On most summer Sundays you will find me riding my bicycle on a trail…for hours. On this particular Sunday the summer of 2013, I had a narrow window of time to finish a 20 mile ride and get back for a family event. I was riding a new leg of the trail and wasn’t quite sure how far I had to go and, more importantly, where I might get some water.
I came upon a man standing alongside the trail near a pond. I stopped to ask him how much further to the next town and any suggestions for picking up water. He offered the information and I went on my way. About 20 minutes later, on my way back in a massive rush to make it home in time, I saw he was still there and said ‘thank you!’ as I rode past, probably too loud because I had ear buds in and music cranking.

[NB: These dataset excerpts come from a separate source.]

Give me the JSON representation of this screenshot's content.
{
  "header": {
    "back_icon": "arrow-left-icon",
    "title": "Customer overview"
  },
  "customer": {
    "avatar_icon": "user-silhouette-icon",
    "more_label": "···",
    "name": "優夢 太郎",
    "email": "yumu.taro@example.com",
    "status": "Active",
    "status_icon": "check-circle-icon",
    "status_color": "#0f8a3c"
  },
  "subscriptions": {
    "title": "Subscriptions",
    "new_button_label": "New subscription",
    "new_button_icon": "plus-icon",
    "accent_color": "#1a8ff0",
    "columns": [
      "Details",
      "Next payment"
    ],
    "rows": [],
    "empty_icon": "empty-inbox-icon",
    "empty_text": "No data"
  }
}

I realized he said something so I stopped and walked back towards him. He was a small man, about 5’5″ and it was difficult to gauge his age. He looked in some ways 60 or 70, but his skin was very youthful. We started to chat comfortably. He went on to tell me many stories about his life; including the details of recently losing both parents within a 4 month period, his life working in the hospitality industry which afforded him the ability to travel around the world and his focus on longevity through healthy eating, regular exercise and meditation.
In the back of my mind, I remembered my rush to get back, but couldn’t stop from talking with him. It was as if time stood still. No other bicyclists, hikers or runners passed during our conversation. The sun was shining warmly on us, brightly. At one point I lifted my sunglasses to the top of my head. Oddly, he lost his wording, momentarily frozen, as if he wasn’t used to eye contact.

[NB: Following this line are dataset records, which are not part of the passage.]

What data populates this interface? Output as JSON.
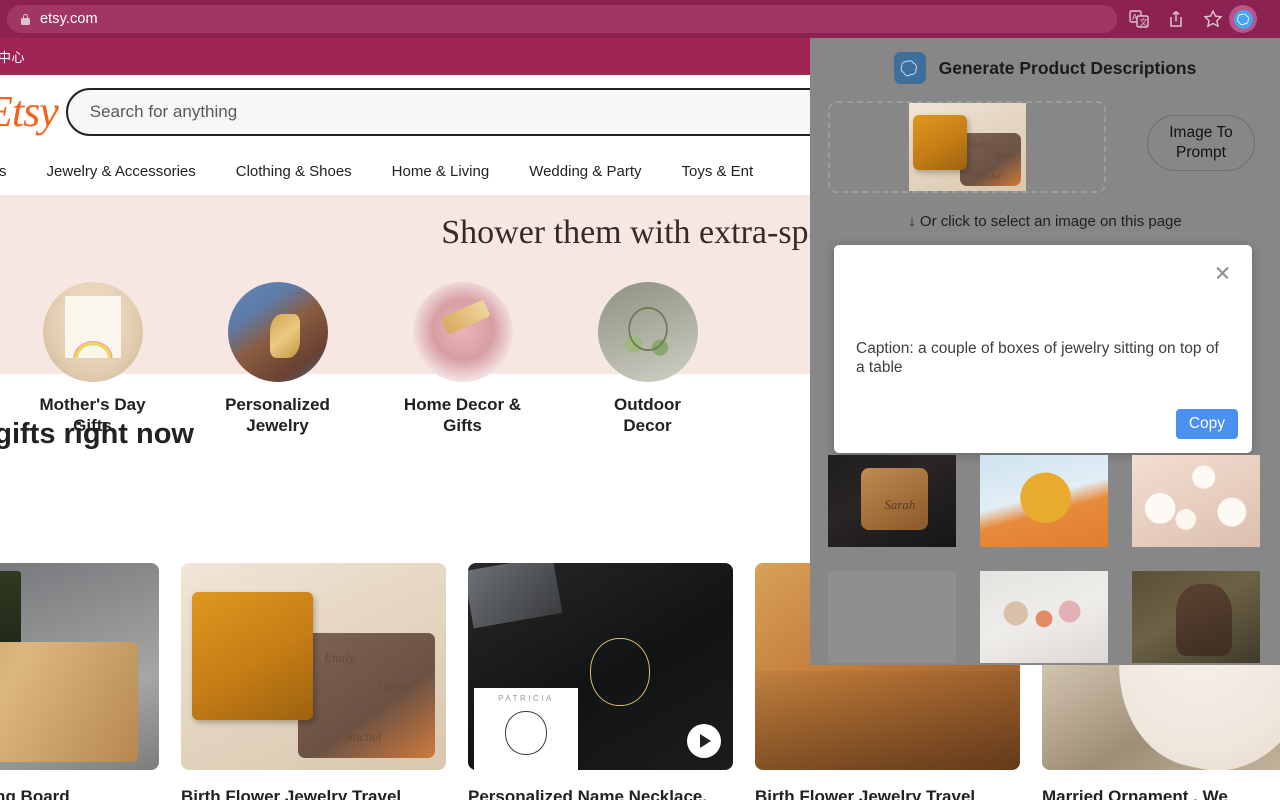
{
  "browser": {
    "url": "etsy.com",
    "lock_icon": "lock-icon",
    "toolbar_icons": [
      "translate-icon",
      "share-icon",
      "bookmark-star-icon",
      "extension-icon"
    ]
  },
  "etsy": {
    "promo_text": "中心",
    "logo": "Etsy",
    "search": {
      "placeholder": "Search for anything",
      "value": ""
    },
    "nav": [
      "avorites",
      "Jewelry & Accessories",
      "Clothing & Shoes",
      "Home & Living",
      "Wedding & Party",
      "Toys & Ent"
    ],
    "hero_title": "Shower them with extra-spec",
    "categories": [
      {
        "label": "Mother's Day\nGifts",
        "art": "art-kidart"
      },
      {
        "label": "Personalized\nJewelry",
        "art": "art-bracelet"
      },
      {
        "label": "Home Decor &\nGifts",
        "art": "art-plates"
      },
      {
        "label": "Outdoor\nDecor",
        "art": "art-outdoor"
      }
    ],
    "section_title": "ular gifts right now",
    "products": [
      {
        "title": "nalized Cutting Board",
        "art": "art-board",
        "video": false
      },
      {
        "title": "Birth Flower Jewelry Travel",
        "art": "art-jewelbox",
        "video": false
      },
      {
        "title": "Personalized Name Necklace,",
        "art": "art-necklace",
        "video": true
      },
      {
        "title": "Birth Flower Jewelry Travel",
        "art": "art-wallet",
        "video": false
      },
      {
        "title": "Married Ornament , We",
        "art": "art-ornament",
        "video": false
      }
    ]
  },
  "extension": {
    "title": "Generate Product Descriptions",
    "logo_icon": "chatgpt-swirl-icon",
    "image_to_prompt_line1": "Image To",
    "image_to_prompt_line2": "Prompt",
    "hint": "↓ Or click to select an image on this page",
    "dropzone_thumb_art": "art-jewelbox",
    "caption_dialog": {
      "close_icon": "close-icon",
      "text": "Caption: a couple of boxes of jewelry sitting on top of a table",
      "copy_label": "Copy",
      "copy_color": "#4a90f0"
    },
    "grid": [
      {
        "art": "art-sarahbox",
        "name": "Sarah"
      },
      {
        "art": "art-sticker",
        "name": ""
      },
      {
        "art": "art-candles",
        "name": ""
      },
      {
        "art": "art-wallets",
        "name": ""
      },
      {
        "art": "art-blocks",
        "name": ""
      },
      {
        "art": "art-hand",
        "name": ""
      }
    ]
  },
  "colors": {
    "browser_bar": "#8c2252",
    "etsy_promo": "#a02454",
    "etsy_orange": "#f1641e",
    "hero_bg": "#f7e7e3",
    "panel_bg": "#878787",
    "accent_blue": "#4a90f0"
  }
}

When we concluded our conversation, I realized we had talked about the three main themes of my life at the time. I, too, had lost my mother. I was dreaming of traveling the world. And, like him, I was focusing on longevity through the same approaches, in hopes I would have enough time yet in my life to do all the things I dreamed of.

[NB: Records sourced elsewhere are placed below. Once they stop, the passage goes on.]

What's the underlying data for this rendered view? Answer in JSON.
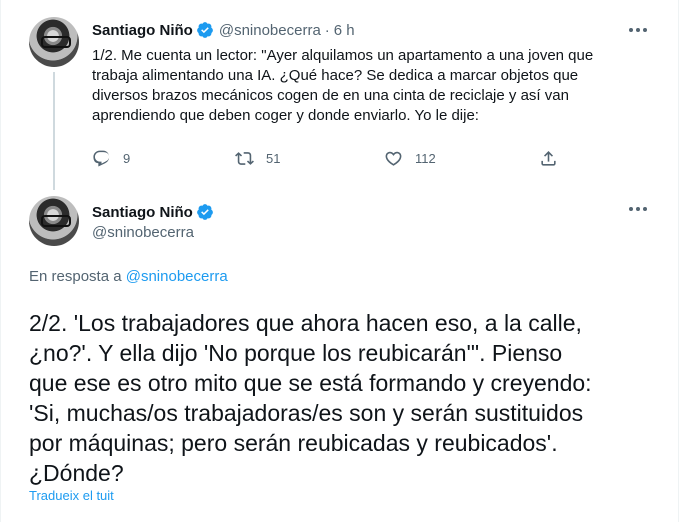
{
  "tweet1": {
    "author_name": "Santiago Niño",
    "handle": "@sninobecerra",
    "separator": "·",
    "time": "6 h",
    "text_lines": [
      "1/2. Me cuenta un lector: \"Ayer alquilamos un apartamento a una joven que",
      "trabaja alimentando una IA. ¿Qué hace? Se dedica a marcar objetos que",
      "diversos brazos mecánicos cogen de en una cinta de reciclaje  y así van",
      "aprendiendo que deben coger y donde enviarlo. Yo le dije:"
    ],
    "replies": "9",
    "retweets": "51",
    "likes": "112"
  },
  "tweet2": {
    "author_name": "Santiago Niño",
    "handle": "@sninobecerra",
    "reply_prefix": "En resposta a ",
    "reply_handle": "@sninobecerra",
    "text_lines": [
      "2/2. 'Los trabajadores que ahora hacen eso, a la calle,",
      "¿no?'. Y ella dijo 'No porque los reubicarán'\". Pienso",
      "que ese es otro mito que se está formando y creyendo:",
      "'Si, muchas/os trabajadoras/es son y serán sustituidos",
      "por máquinas; pero serán reubicadas y reubicados'.",
      "¿Dónde?"
    ],
    "translate_label": "Tradueix el tuit"
  },
  "icons": {
    "verified": "verified-badge-icon",
    "more": "more-options-icon",
    "reply": "reply-icon",
    "retweet": "retweet-icon",
    "like": "like-icon",
    "share": "share-icon"
  },
  "colors": {
    "accent": "#1d9bf0",
    "secondary_text": "#536471",
    "primary_text": "#0f1419",
    "thread_line": "#cfd9de"
  }
}
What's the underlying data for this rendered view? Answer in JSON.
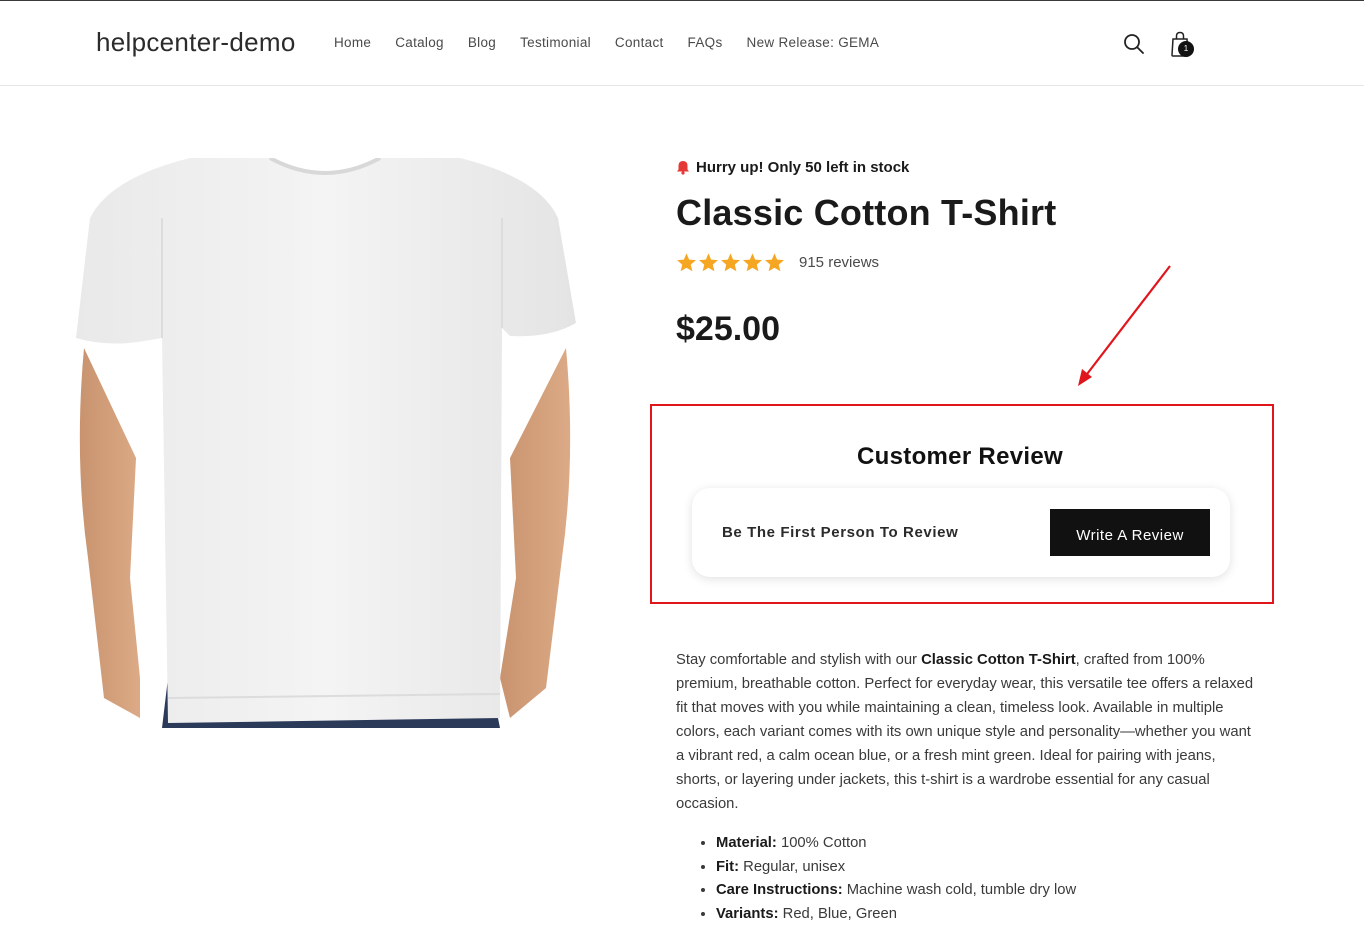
{
  "header": {
    "brand": "helpcenter-demo",
    "nav": [
      "Home",
      "Catalog",
      "Blog",
      "Testimonial",
      "Contact",
      "FAQs",
      "New Release: GEMA"
    ],
    "cart_count": "1"
  },
  "product": {
    "stock_notice": "Hurry up! Only 50 left in stock",
    "title": "Classic Cotton T-Shirt",
    "rating_stars": 5,
    "reviews_count": "915 reviews",
    "price": "$25.00"
  },
  "customer_review": {
    "heading": "Customer Review",
    "empty_text": "Be The First Person To Review",
    "write_button": "Write A Review"
  },
  "description": {
    "intro_before": "Stay comfortable and stylish with our ",
    "intro_bold": "Classic Cotton T-Shirt",
    "intro_after": ", crafted from 100% premium, breathable cotton. Perfect for everyday wear, this versatile tee offers a relaxed fit that moves with you while maintaining a clean, timeless look. Available in multiple colors, each variant comes with its own unique style and personality—whether you want a vibrant red, a calm ocean blue, or a fresh mint green. Ideal for pairing with jeans, shorts, or layering under jackets, this t-shirt is a wardrobe essential for any casual occasion.",
    "specs": [
      {
        "label": "Material:",
        "value": " 100% Cotton"
      },
      {
        "label": "Fit:",
        "value": " Regular, unisex"
      },
      {
        "label": "Care Instructions:",
        "value": " Machine wash cold, tumble dry low"
      },
      {
        "label": "Variants:",
        "value": " Red, Blue, Green"
      }
    ]
  },
  "colors": {
    "star": "#f5a623",
    "annotation": "#e0161c",
    "button_bg": "#111111",
    "bell": "#e53935"
  },
  "icons": [
    "search-icon",
    "cart-icon",
    "bell-icon",
    "star-icon"
  ]
}
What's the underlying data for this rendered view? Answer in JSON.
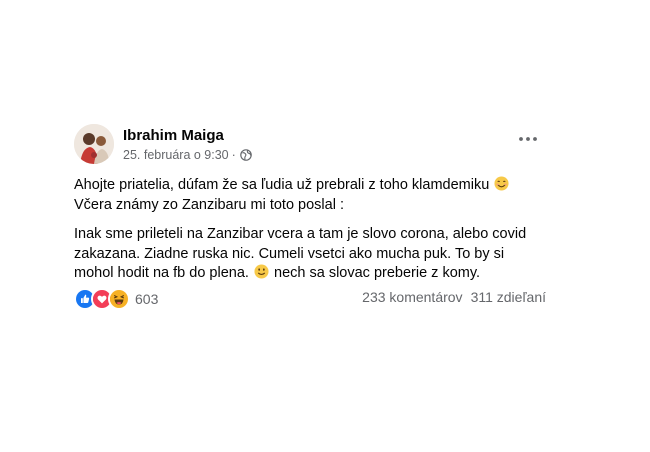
{
  "post": {
    "author": "Ibrahim Maiga",
    "date": "25. februára o 9:30",
    "separator": "·",
    "privacy_icon": "globe-icon",
    "more_icon": "more-options-icon",
    "paragraph1_line1": "Ahojte priatelia, dúfam že sa ľudia už prebrali z toho klamdemiku",
    "paragraph1_line2": "Včera známy zo Zanzibaru mi toto poslal :",
    "paragraph2_text": "Inak sme prileteli na Zanzibar vcera a tam je slovo corona, alebo covid zakazana. Ziadne ruska nic. Cumeli vsetci ako mucha puk. To by si mohol hodit na fb do plena.",
    "paragraph2_tail": "nech sa slovac preberie z komy.",
    "emoji1": "smiling-face-icon",
    "emoji2": "slightly-smiling-face-icon"
  },
  "stats": {
    "reaction_icons": [
      "like-icon",
      "love-icon",
      "haha-icon"
    ],
    "reaction_count": "603",
    "comments": "233 komentárov",
    "shares": "311 zdieľaní"
  },
  "colors": {
    "like": "#1877f2",
    "love": "#f33e58",
    "haha": "#f7b125",
    "secondary_text": "#65676b"
  }
}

As I mounted my bike to return to riding, I thanked him for sharing his life with me and he did the same and turned to walk back to town. He stopped, turned back and called out to me. When I stopped and looked back he said ‘Jane, don’t worry. You’re going to have more than enough time to do it all’. I smiled, it was as if he almost knew it, as if I surely could believe him.
Then I remembered my family waiting for me at home! We must have been talking at least a half an hour. When I looked at my phone it was as if no time had passed. I had more than enough time.